What to Expect During an Ultrasound

It’s totally natural for your child to be a little nervous but knowing what to expect can help. Here’s what your child can expect during the exam:

  • After getting checked in at our front desk, a sonographer will walk you to the ultrasound room. Your child will lie on a bed and the sonographer will explain the exam process. An ultrasound is safe and there is no radiation, so you are welcome to sit with your child during the ultrasound exam and ask questions.
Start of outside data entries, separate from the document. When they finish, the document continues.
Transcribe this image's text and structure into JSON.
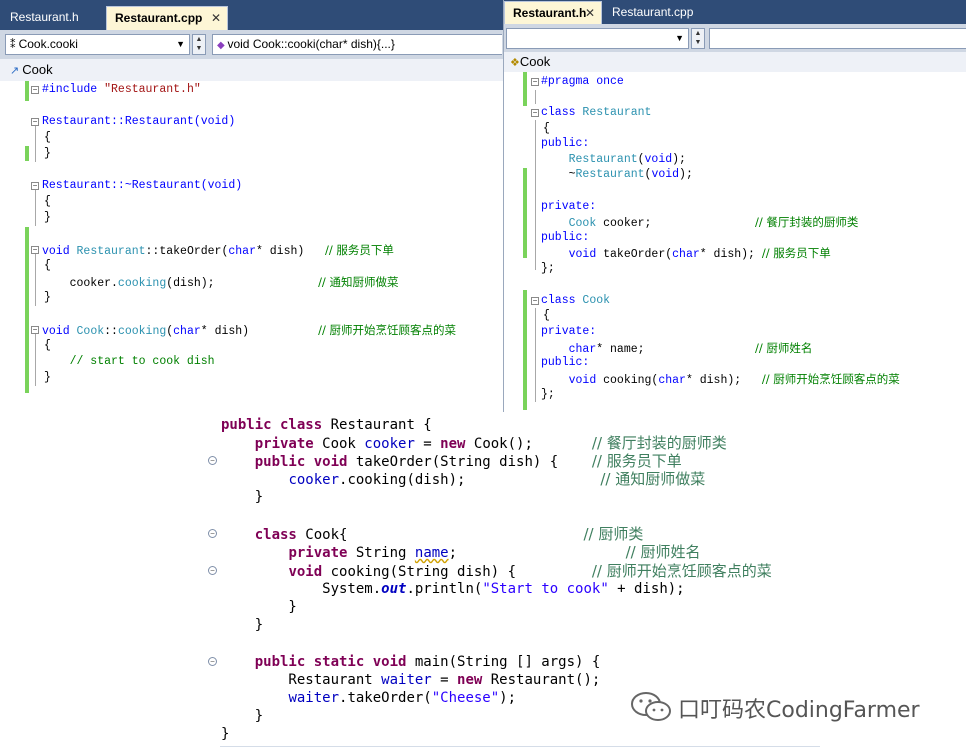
{
  "left_editor": {
    "tabs": [
      "Restaurant.h",
      "Restaurant.cpp"
    ],
    "active_tab": "Restaurant.cpp",
    "close_glyph": "✕",
    "scope_dropdown": "Cook.cooki",
    "member_dropdown": "void Cook::cooki(char* dish){...}",
    "class_bar": "Cook",
    "code": {
      "l1_a": "#include ",
      "l1_b": "\"Restaurant.h\"",
      "l2": "Restaurant::Restaurant(void)",
      "l3": "{",
      "l4": "}",
      "l5": "Restaurant::~Restaurant(void)",
      "l6": "{",
      "l7": "}",
      "l8_a": "void ",
      "l8_b": "Restaurant",
      "l8_c": "::takeOrder(",
      "l8_d": "char",
      "l8_e": "* dish)   ",
      "l8_f": "// 服务员下单",
      "l9": "{",
      "l10_a": "    cooker.",
      "l10_b": "cooking",
      "l10_c": "(dish);               ",
      "l10_d": "// 通知厨师做菜",
      "l11": "}",
      "l12_a": "void ",
      "l12_b": "Cook",
      "l12_c": "::",
      "l12_d": "cooking",
      "l12_e": "(",
      "l12_f": "char",
      "l12_g": "* dish)          ",
      "l12_h": "// 厨师开始烹饪顾客点的菜",
      "l13": "{",
      "l14": "    // start to cook dish",
      "l15": "}"
    }
  },
  "right_editor": {
    "tabs": [
      "Restaurant.h",
      "Restaurant.cpp"
    ],
    "active_tab": "Restaurant.h",
    "close_glyph": "✕",
    "scope_dropdown": "",
    "class_bar": "Cook",
    "code": {
      "r1": "#pragma once",
      "r2_a": "class ",
      "r2_b": "Restaurant",
      "r3": "{",
      "r4": "public:",
      "r5_a": "    ",
      "r5_b": "Restaurant",
      "r5_c": "(",
      "r5_d": "void",
      "r5_e": ");",
      "r6_a": "    ~",
      "r6_b": "Restaurant",
      "r6_c": "(",
      "r6_d": "void",
      "r6_e": ");",
      "r7": "private:",
      "r8_a": "    ",
      "r8_b": "Cook",
      "r8_c": " cooker;               ",
      "r8_d": "// 餐厅封装的厨师类",
      "r9": "public:",
      "r10_a": "    ",
      "r10_b": "void",
      "r10_c": " takeOrder(",
      "r10_d": "char",
      "r10_e": "* dish); ",
      "r10_f": "// 服务员下单",
      "r11": "};",
      "r12_a": "class ",
      "r12_b": "Cook",
      "r13": "{",
      "r14": "private:",
      "r15_a": "    ",
      "r15_b": "char",
      "r15_c": "* name;                ",
      "r15_d": "// 厨师姓名",
      "r16": "public:",
      "r17_a": "    ",
      "r17_b": "void",
      "r17_c": " cooking(",
      "r17_d": "char",
      "r17_e": "* dish);   ",
      "r17_f": "// 厨师开始烹饪顾客点的菜",
      "r18": "};"
    }
  },
  "java_editor": {
    "code": {
      "j1_a": "public class",
      "j1_b": " Restaurant {",
      "j2_a": "    private",
      "j2_b": " Cook ",
      "j2_c": "cooker",
      "j2_d": " = ",
      "j2_e": "new",
      "j2_f": " Cook();       ",
      "j2_g": "// 餐厅封装的厨师类",
      "j3_a": "    public void",
      "j3_b": " takeOrder(String dish) {    ",
      "j3_c": "// 服务员下单",
      "j4_a": "        ",
      "j4_b": "cooker",
      "j4_c": ".cooking(dish);                ",
      "j4_d": "// 通知厨师做菜",
      "j5": "    }",
      "j6_a": "    ",
      "j6_b": "class",
      "j6_c": " Cook{                            ",
      "j6_d": "// 厨师类",
      "j7_a": "        ",
      "j7_b": "private",
      "j7_c": " String ",
      "j7_d": "name",
      "j7_e": ";                    ",
      "j7_f": "// 厨师姓名",
      "j8_a": "        ",
      "j8_b": "void",
      "j8_c": " cooking(String dish) {         ",
      "j8_d": "// 厨师开始烹饪顾客点的菜",
      "j9_a": "            System.",
      "j9_b": "out",
      "j9_c": ".println(",
      "j9_d": "\"Start to cook\"",
      "j9_e": " + dish);",
      "j10": "        }",
      "j11": "    }",
      "j12_a": "    public static void",
      "j12_b": " main(String [] args) {",
      "j13_a": "        Restaurant ",
      "j13_b": "waiter",
      "j13_c": " = ",
      "j13_d": "new",
      "j13_e": " Restaurant();",
      "j14_a": "        ",
      "j14_b": "waiter",
      "j14_c": ".takeOrder(",
      "j14_d": "\"Cheese\"",
      "j14_e": ");",
      "j15": "    }",
      "j16": "}"
    },
    "watermark": "口叮码农CodingFarmer"
  },
  "colors": {
    "vs_tab_bar": "#2f4c77",
    "vs_keyword": "#0000ff",
    "vs_type": "#2b91af",
    "vs_comment": "#008000",
    "java_keyword": "#7f0055",
    "java_field": "#0000c0",
    "java_string": "#2a00ff",
    "java_comment": "#3f7f5f",
    "change_bar": "#7ad35b"
  },
  "icons": [
    "scope-icon",
    "method-icon",
    "class-icon",
    "fold-toggle-icon",
    "wechat-logo-icon"
  ]
}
  • Generally, your child will start out lying on their back for their ultrasound. The sonographer may ask for your child to roll onto their side or move into a different position during the exam. Sometimes the sonographer may ask your child to take a deep breath and hold it. During the exam, it can be important to hold still to obtain the best images possible. When the exam is complete, we will use towels to wipe off any remaining gel.
  • The ultrasound images will be sent to a pediatric radiologist to review. A radiologist is a specially trained doctor who specializes in interpreting images of the body. The radiologist will make a report of the findings which will be sent to the provider who ordered the exam.
  • This process typically takes between one to three business days and results will be provided to your referring provider. Please note: the ultrasound staff will not be able to provide information on the exam findings.